Omai

Soon ( * about 1751, † 1780), known for its Polynesian Article O as Omai, was the first Polynesians, who visited the British Isles and later returned to his homeland.

Omai was the son of a landowner on the island Ra'iatea. After fighting with attackers from Bora Bora, where he lost his father, he was forced to flee as a child to Tahiti. There he was in 1767 witnessed the first contact between natives and English sailors under the command of Samuel Wallis.

In September 1773 Omai went to Huahine, a neighboring island of Tahiti, on board the Adventure, who accompanied commanded by Tobias Furneaux James Cook and the Resolution on Cook's second Pacific expedition.
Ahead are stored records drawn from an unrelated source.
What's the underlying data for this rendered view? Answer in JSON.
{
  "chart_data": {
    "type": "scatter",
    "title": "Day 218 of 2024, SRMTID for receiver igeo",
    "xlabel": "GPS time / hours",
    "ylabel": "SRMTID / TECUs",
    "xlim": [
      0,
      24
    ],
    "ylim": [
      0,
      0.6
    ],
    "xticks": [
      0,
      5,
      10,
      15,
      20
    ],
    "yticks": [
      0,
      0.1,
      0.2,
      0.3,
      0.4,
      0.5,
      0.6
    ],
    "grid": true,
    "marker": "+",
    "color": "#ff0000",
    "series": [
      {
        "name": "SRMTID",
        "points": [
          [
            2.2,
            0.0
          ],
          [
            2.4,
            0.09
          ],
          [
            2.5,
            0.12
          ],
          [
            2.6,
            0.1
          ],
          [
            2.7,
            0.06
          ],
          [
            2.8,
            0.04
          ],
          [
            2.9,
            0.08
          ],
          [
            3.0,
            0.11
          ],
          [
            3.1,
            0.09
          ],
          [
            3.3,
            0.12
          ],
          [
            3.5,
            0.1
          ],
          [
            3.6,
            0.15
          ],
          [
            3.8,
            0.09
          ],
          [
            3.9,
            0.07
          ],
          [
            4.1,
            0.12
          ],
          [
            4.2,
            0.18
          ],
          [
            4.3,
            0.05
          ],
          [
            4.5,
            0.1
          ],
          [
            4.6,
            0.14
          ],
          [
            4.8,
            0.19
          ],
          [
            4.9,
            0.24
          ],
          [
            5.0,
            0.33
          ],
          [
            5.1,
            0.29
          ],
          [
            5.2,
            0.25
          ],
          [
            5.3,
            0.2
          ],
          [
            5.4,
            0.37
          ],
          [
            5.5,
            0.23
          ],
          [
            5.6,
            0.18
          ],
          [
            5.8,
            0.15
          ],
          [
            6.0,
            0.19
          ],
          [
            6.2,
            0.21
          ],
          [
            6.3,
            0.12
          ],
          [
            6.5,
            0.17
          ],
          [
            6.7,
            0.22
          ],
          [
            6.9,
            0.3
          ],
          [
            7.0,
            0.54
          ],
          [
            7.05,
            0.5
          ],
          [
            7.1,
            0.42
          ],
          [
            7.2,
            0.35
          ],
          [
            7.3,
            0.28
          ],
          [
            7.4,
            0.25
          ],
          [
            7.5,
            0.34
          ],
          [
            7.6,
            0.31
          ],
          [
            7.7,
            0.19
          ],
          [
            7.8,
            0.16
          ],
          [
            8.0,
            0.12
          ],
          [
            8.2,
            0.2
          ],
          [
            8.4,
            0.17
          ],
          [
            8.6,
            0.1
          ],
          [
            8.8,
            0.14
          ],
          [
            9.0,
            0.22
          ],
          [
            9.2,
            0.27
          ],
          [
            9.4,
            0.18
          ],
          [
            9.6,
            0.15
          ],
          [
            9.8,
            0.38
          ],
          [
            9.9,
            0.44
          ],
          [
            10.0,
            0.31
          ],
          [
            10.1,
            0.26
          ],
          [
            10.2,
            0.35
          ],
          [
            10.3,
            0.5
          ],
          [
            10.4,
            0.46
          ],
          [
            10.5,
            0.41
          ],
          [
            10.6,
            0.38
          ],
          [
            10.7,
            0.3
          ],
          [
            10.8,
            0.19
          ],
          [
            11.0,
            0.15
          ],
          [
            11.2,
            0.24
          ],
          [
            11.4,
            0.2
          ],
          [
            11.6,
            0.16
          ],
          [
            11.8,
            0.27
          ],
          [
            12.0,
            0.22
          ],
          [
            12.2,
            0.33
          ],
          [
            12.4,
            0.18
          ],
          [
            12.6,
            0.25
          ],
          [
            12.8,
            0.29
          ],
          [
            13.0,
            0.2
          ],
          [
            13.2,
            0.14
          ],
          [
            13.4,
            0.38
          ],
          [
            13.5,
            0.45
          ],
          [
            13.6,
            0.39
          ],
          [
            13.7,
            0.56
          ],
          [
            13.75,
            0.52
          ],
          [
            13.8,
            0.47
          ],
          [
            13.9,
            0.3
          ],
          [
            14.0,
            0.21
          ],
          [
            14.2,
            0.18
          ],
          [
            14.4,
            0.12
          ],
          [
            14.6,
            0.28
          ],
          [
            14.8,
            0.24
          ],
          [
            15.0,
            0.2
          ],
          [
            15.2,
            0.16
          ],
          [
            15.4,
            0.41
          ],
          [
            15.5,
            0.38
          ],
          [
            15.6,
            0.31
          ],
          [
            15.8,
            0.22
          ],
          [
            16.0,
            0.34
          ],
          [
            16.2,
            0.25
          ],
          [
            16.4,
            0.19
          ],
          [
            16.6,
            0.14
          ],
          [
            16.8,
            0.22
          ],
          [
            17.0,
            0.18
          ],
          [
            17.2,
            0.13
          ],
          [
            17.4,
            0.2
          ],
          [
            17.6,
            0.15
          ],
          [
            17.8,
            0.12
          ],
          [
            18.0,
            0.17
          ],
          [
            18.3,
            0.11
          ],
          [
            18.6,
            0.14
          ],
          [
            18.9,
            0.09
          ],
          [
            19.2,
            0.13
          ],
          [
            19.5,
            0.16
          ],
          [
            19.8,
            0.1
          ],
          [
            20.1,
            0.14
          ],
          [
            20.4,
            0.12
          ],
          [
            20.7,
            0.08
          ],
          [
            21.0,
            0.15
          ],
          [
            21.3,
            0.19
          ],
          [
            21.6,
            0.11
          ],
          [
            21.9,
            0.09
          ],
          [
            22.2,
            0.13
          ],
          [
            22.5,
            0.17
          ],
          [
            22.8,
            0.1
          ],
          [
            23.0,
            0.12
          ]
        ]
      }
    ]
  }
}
Omai made ​​the acquaintance of Johann Reinhold Forster and his son Georg Forster and became friends with, among others, James Burney, a brother of the novelist Fanny Burney.
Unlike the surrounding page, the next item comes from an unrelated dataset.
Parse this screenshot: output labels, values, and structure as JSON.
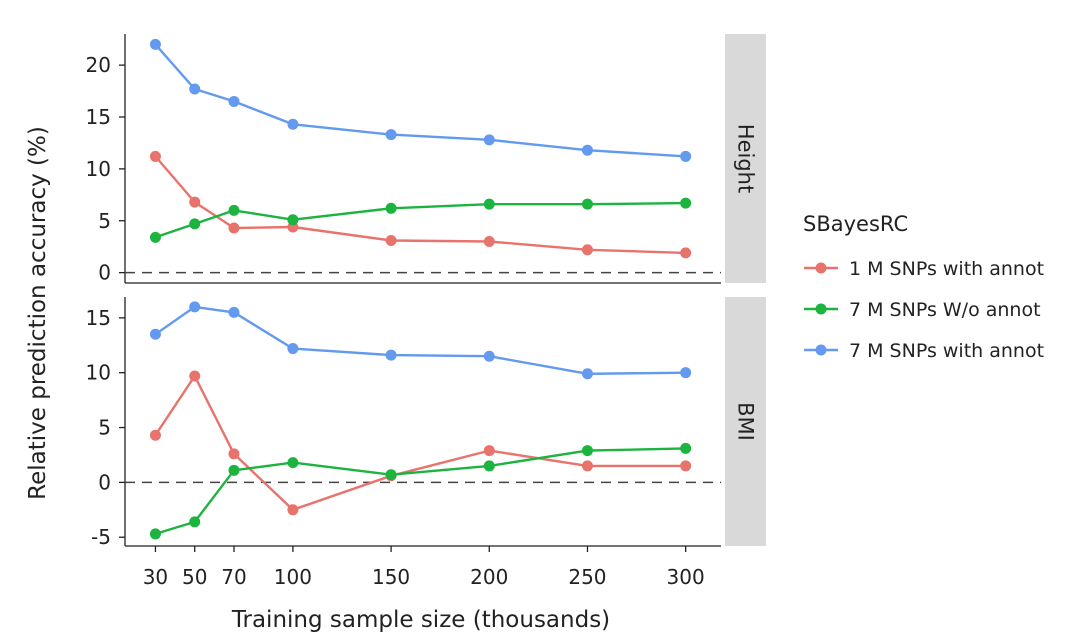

In July 1775 he reached, now a regular member of the crew, on the Adventure England, where, among others, Lord Sandwich, the First Lord of the Admiralty ( Admiralty ) and Joseph Banks his assumptions. When Prince dubs, he was introduced into the highest circles, the members of the Royal Society, and even the British King George III. presented. This ordered to vaccinate him against smallpox. Thus he escaped the fate of his fellow countryman Autourou, who had traveled in 1769 with Louis Antoine de Bougainville to France, but had died on the return journey to Tahiti on a smallpox infection. Due to its informal and friendly nature Omai embodied partly for its eco- the ideal of the so-called noble savage, which fuses natural innocence and aristocratic gentility harmonious. Omai was repeatedly painted, most recently by Sir Joshua Reynolds. The portrait now hangs in the Tate Gallery.